Replica flush the old data after RDB file is ok in disk-based replication
Call emptyData right before rdbLoad to prevent errors in the middle and we drop the replication stream and leaving an empty database.
Codecov Report
Attention: Patch coverage is 57.14286% with 3 lines in your changes missing coverage. Please review.
Project coverage is 70.63%. Comparing base (
7795152) to head (f4316a0). Report is 80 commits behind head on unstable.
| Files with missing lines | Patch % | Lines |
|---|---|---|
| src/replication.c | 57.14% | 3 Missing :warning: |
Additional details and impacted files
@@ Coverage Diff @@
## unstable #926 +/- ##
============================================
+ Coverage 70.37% 70.63% +0.25%
============================================
Files 112 114 +2
Lines 61505 61670 +165
============================================
+ Hits 43286 43559 +273
+ Misses 18219 18111 -108
| Files with missing lines | Coverage Δ | |
|---|---|---|
| src/replication.c | 87.29% <57.14%> (+0.14%) |
:arrow_up: |
@enjoy-binbin did we have a test failure here, or should we introduce new test for this case?
did we have a test failure here, or should we introduce new test for this case?
emmm, i don't think we have a test failure here, we don't have test that will cover this case, i test it in local. We should actually add a new test to verify this, but that will require us to add some debug code. (or i can do try to make the rename fail, i can take a try)
It's not a breaking change? The behavior change is that if the sync fails, the old data is still there, instead of deleted. It seems better. Nobody relies on the old behaviour I think...?
I don't think it is a breaking change (but somehow it can be?). Yes, actually it is, if the following fails, we can still keep the data in memory.

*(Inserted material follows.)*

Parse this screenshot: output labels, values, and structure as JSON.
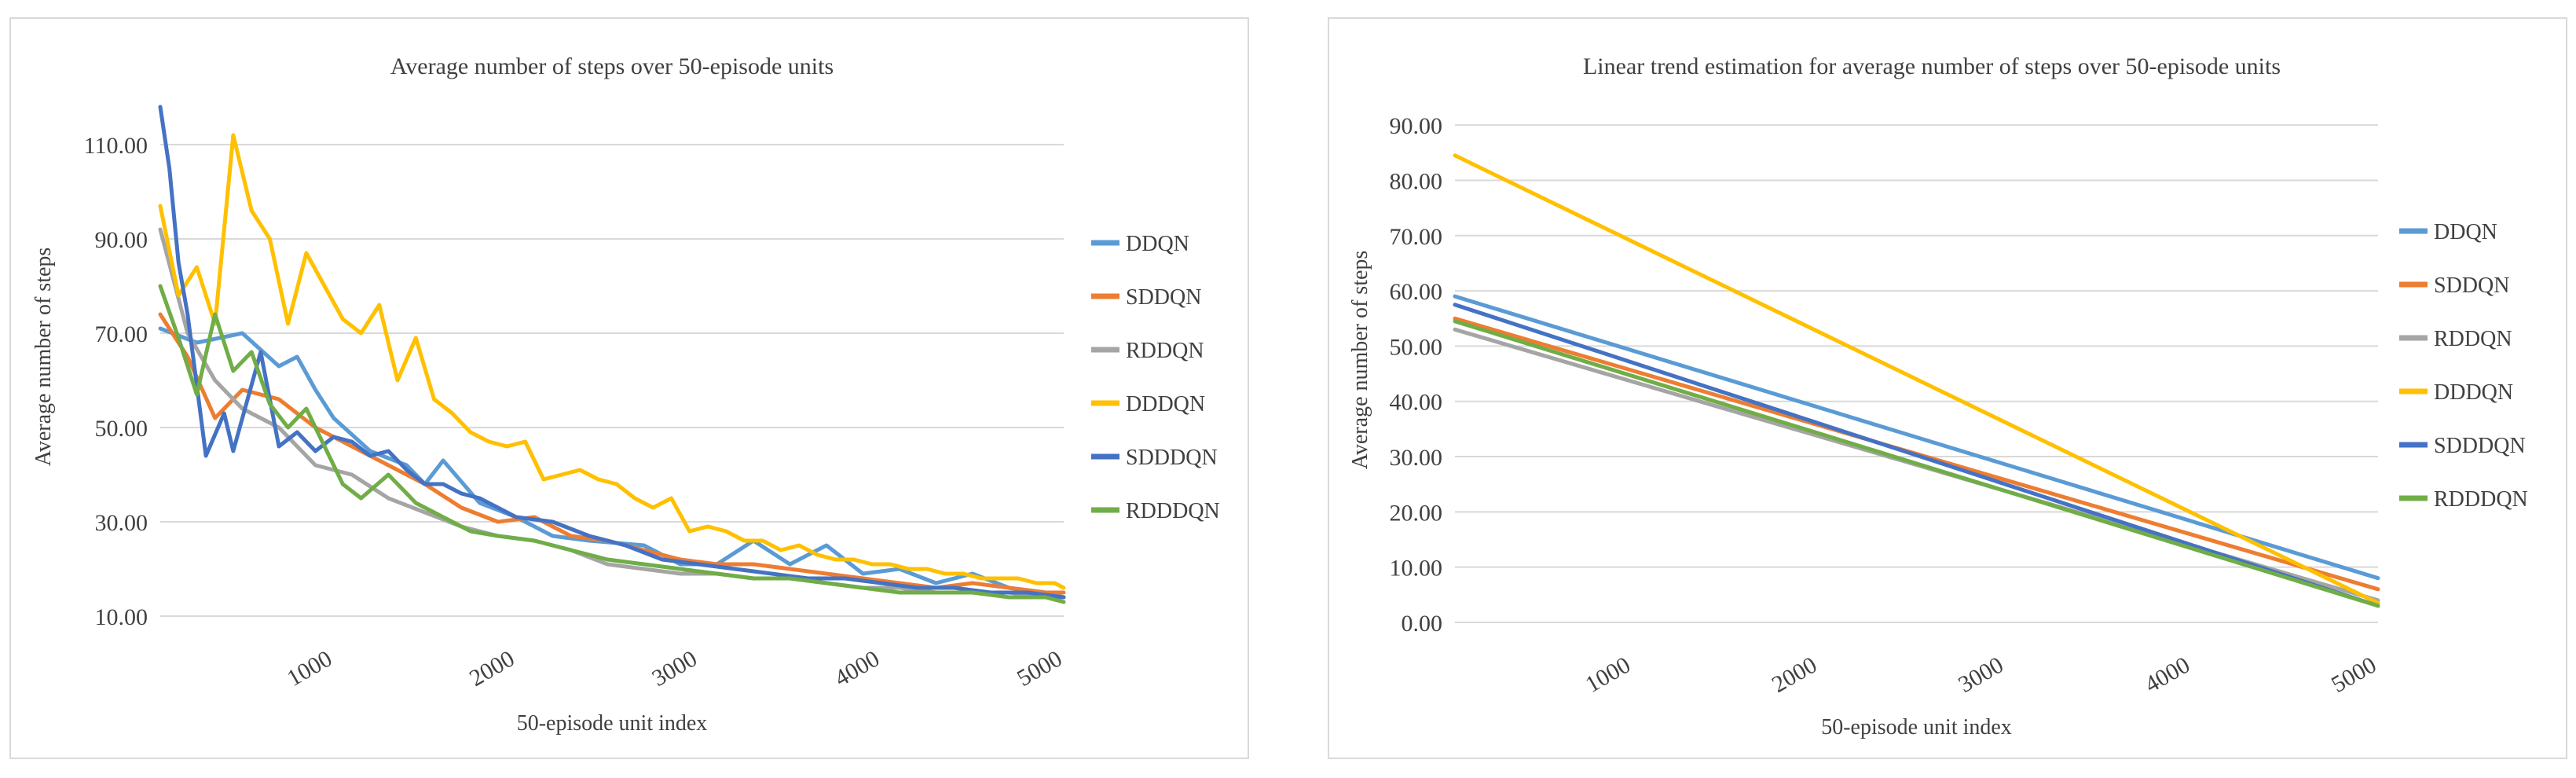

/* Make sure the new file (also used for persistence) is fully synced
* (not covered by earlier calls to rdb_fsync_range). */
if (fsync(server.repl_transfer_fd) == -1) {
...
cancelReplicationHandshake(1);
return;
}
/* Rename rdb like renaming rewrite aof asynchronously. */
int old_rdb_fd = open(server.rdb_filename, O_RDONLY | O_NONBLOCK);
if (rename(server.repl_transfer_tmpfile, server.rdb_filename) == -1) {
...
cancelReplicationHandshake(1);
if (old_rdb_fd != -1) close(old_rdb_fd);
return;
}
/* Close old rdb asynchronously. */
if (old_rdb_fd != -1) bioCreateCloseJob(old_rdb_fd, 0, 0);
/* Sync the directory to ensure rename is persisted */
if (fsyncFileDir(server.rdb_filename) == -1) {
...
cancelReplicationHandshake(1);
return;
}
@valkey-io/core-team Do you think this is a breaking change?
I do not think it is a break change, but it changes some functions call position, but I can not find the reason why we should do this way.
i am going to merge this one, i don't think it is a breaking change, does any of you have other concerns?